I’d prefer option 1. Using a smarthost has some implications, i.e. you’d maybe be responsible for all emails going through it, since it’s being authenticated with your account at the smarthost.
Sir,
Can U please give me a little more describe of “external email service”.
How or where do I can configure or get it ??
Is “external email service” means do I have to purchase it from
another service provider like I purchase the hosting or domain ?
If I can use Virtualmin / Webmin ‘port 25’ then m also responsible for all emails
going through it, then what is the special problem with “external email service”.
Because if I purchase or configure “external email service” it will be mine only —
m I right, what I said above ?? (may be I ask a stupid question . . . . . SORRY)
I try to communicate with my hosting provider for open port 25 for emails
but they can’t take hosting and refund me, if they don’t open port 25.
(May be m going to ask U another stupid question, as m not good at
web configure) Like Virtualmin / Webmin all other web controllers like
cPanel WHM, Pleask, ISP Config all use port 25 and port 110 for
outgoing and incoming emails or different ports for emails??
“External mail service”: Yes, you’d google for providers that offer “smarthost” services, i.e. that will let you send outgoing email not only for yourself but also for customers through them. I can’t recommend any here, it’s been ages since I last used a smarthost.

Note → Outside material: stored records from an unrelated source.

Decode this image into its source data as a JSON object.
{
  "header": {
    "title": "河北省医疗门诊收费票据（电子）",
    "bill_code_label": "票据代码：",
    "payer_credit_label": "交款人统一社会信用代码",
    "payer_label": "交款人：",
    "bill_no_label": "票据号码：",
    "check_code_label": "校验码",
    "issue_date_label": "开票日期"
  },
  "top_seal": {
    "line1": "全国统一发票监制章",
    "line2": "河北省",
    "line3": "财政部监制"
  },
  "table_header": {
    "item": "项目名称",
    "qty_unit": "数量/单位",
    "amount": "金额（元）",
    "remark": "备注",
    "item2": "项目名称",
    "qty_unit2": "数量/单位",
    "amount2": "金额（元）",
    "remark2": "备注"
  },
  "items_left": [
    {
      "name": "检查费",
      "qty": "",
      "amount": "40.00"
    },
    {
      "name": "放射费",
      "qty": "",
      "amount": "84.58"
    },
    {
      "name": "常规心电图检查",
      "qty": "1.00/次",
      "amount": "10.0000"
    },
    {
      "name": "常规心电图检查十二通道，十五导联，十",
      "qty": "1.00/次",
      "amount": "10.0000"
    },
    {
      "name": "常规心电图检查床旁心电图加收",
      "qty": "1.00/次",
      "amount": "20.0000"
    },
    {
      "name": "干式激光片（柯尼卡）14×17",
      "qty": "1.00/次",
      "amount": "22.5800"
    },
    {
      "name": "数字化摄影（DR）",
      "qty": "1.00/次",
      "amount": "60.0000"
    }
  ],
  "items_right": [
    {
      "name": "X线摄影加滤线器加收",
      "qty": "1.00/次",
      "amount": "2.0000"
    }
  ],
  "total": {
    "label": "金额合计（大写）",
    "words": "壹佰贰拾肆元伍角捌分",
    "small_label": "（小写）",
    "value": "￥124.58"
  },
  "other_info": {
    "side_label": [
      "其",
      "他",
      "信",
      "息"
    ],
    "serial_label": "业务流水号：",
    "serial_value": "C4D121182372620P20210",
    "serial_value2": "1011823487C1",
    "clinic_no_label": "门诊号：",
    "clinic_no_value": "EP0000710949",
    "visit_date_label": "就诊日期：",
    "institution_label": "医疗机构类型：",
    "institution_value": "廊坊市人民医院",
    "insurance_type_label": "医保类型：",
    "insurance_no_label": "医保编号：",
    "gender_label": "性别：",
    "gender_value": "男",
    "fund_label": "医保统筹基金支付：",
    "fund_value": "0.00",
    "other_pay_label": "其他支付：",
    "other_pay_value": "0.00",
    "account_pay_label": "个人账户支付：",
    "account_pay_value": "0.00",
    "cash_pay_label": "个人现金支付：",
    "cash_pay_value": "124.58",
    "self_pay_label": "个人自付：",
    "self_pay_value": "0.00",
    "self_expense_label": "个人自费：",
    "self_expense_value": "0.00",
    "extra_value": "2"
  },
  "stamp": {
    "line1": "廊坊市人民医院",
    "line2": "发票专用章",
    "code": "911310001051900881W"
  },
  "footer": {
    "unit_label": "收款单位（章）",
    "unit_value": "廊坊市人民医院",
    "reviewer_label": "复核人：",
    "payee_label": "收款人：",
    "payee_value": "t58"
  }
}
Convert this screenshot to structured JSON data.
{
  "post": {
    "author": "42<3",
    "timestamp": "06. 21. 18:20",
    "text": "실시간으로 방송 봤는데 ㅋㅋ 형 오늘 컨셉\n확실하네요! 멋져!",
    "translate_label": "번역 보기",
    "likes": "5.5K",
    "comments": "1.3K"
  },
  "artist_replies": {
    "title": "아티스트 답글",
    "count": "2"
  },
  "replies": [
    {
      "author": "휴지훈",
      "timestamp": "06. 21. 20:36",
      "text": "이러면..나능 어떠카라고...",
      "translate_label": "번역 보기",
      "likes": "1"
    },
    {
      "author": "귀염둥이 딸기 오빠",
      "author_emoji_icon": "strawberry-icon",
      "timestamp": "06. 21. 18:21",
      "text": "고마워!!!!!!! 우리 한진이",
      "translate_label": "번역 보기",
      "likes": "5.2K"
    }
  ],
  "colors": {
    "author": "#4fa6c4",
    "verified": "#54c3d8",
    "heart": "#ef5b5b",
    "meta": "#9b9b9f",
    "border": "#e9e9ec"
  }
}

“Responsible”: Well, it might be a legal thing and depend on the terms and conditions of the smarthost provider. If you operate a server which sends email directly, things might look different in terms of who’s responsible for emails than when you authenticate with your credentials to a smarthost. Just a guess though.
In general, you should very much prefer the option to switch to a different hoster. Seriously, a hoster who offers you to run a server, and who then says “we don’t allow outgoing port 25, use a different port” is not something you want as your service provider. That’s as stupid as a car dealer who say “we don’t allow a driver’s door, you need to get in and out of your car through the co-driver’s door”.
“Port 25”: Yes, all across the Internet, port 25 is used for SMTP, no matter what server software or control panel an admin chooses to use. Official port numbers are regulated by Internet authorities, not by the software someone uses.